Cómo enseñar clases de manera efectiva: estrategias para transformar requisitos en experiencias de aprendizaje

    Cómo enseñar clases de manera efectiva: estrategias para transformar requisitos en experiencias de aprendizaje

    Enseñar una clase de Conquistadores es mucho más que explicar requisitos y marcar puntos completados en una tarjeta.

    Cada requisito puede convertirse en una oportunidad para que el joven:

    • descubra;
    • experimente;
    • desarrolle habilidades;
    • tome decisiones;
    • trabaje con otros;
    • aplique lo aprendido.

    El desafío del instructor consiste en transformar el contenido del programa en experiencias que tengan sentido para los Conquistadores.

    Comenzar por el propósito

    Antes de preparar una clase, el instructor debería preguntarse:

    “¿Qué quiero que los Conquistadores aprendan realmente?”

    El objetivo no debe limitarse a:

    “Completar este requisito.”

    También debemos pensar:

    • ¿Qué habilidad desarrollarán?
    • ¿Qué principio comprenderán?
    • ¿Cómo podrán aplicarlo?
    • ¿Qué experiencia queremos que recuerden?

    Cuando conocemos el propósito, resulta más fácil elegir cómo enseñar.

    Conocer a los jóvenes antes de preparar la clase

    No todos los grupos son iguales.

    Una actividad puede funcionar perfectamente con una unidad y necesitar ajustes con otra.

    El instructor debe considerar:

    • edad;
    • experiencia previa;
    • intereses;
    • habilidades;
    • nivel de atención;
    • características del grupo.

    Enseñar bien comienza por conocer a quienes aprenderán.

    Explicar menos y hacer más

    Los Conquistadores tienen un programa especialmente adecuado para el aprendizaje práctico.

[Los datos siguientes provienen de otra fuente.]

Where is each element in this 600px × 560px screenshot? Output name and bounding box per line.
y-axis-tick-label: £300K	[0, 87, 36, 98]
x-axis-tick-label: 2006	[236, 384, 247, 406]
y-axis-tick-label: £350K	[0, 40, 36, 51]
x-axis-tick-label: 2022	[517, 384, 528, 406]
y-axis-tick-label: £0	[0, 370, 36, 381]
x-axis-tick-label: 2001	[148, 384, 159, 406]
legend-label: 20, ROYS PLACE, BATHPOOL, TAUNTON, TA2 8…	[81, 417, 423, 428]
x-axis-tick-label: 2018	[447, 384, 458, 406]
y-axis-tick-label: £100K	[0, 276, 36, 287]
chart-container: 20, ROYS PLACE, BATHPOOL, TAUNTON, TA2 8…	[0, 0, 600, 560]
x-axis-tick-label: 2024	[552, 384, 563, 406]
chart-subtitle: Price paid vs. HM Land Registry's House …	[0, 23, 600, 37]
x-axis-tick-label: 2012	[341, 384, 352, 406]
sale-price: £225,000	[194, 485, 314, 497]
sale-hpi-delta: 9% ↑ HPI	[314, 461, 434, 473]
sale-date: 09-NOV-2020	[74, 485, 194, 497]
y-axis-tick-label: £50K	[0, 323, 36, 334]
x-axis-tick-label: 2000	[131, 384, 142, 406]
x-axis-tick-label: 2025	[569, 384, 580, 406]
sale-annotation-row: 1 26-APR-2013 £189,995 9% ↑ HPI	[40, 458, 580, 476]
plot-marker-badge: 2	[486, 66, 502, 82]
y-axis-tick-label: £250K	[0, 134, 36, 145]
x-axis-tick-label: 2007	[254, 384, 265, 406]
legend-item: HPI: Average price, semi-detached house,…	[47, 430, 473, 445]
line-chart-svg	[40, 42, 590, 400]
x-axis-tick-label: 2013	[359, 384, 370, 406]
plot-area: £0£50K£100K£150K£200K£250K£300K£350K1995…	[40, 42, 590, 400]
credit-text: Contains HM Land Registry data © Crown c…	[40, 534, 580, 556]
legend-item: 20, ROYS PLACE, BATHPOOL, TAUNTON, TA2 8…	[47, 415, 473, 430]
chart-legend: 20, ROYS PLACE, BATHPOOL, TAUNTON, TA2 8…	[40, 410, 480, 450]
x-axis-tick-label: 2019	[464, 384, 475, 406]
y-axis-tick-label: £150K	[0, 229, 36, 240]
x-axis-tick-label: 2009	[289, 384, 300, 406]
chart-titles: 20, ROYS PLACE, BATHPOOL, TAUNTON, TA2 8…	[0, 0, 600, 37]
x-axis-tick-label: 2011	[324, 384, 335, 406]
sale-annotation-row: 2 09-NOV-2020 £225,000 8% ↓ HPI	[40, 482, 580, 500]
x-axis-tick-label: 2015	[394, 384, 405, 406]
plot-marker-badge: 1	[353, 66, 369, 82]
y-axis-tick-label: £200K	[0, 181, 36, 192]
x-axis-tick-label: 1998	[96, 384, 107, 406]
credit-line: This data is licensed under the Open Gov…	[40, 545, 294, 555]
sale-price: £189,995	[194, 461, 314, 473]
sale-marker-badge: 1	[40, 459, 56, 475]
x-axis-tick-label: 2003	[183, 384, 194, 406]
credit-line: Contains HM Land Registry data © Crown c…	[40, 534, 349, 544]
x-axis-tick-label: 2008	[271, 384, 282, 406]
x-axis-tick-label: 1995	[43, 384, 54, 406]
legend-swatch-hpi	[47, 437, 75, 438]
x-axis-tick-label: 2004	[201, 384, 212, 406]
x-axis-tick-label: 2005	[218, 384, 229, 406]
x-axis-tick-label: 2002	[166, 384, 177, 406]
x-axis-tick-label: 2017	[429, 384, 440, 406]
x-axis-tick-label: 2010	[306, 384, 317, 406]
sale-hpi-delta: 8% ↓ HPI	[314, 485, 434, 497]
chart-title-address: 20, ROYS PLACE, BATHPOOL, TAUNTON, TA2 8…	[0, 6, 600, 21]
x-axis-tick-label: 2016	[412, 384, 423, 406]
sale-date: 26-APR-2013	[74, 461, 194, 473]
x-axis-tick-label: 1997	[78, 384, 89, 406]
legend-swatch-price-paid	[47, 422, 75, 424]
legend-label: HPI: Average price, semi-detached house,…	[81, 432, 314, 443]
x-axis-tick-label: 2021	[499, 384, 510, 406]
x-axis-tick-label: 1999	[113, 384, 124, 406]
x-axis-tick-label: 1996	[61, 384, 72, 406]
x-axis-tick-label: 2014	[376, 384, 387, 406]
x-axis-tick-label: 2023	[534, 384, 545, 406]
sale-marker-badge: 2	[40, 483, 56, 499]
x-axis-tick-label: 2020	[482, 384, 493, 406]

    Por eso, siempre que sea posible, conviene pasar de la explicación a la experiencia.

    En lugar de solamente hablar sobre nudos:

    practiquen nudos.

    En lugar de describir orientación:

    utilicen mapa y brújula.

    En lugar de explicar servicio:

    realicen una acción de servicio.

    El aprendizaje se fortalece cuando el joven participa.

    Convertir requisitos en desafíos

    Los adolescentes responden bien cuando sienten que tienen algo que resolver o alcanzar.

    Un requisito puede transformarse en:

    • un reto;
    • una misión;
    • un proyecto;
    • una competencia saludable;
    • una experiencia de exploración.

    Esto aumenta la participación sin cambiar el objetivo del aprendizaje.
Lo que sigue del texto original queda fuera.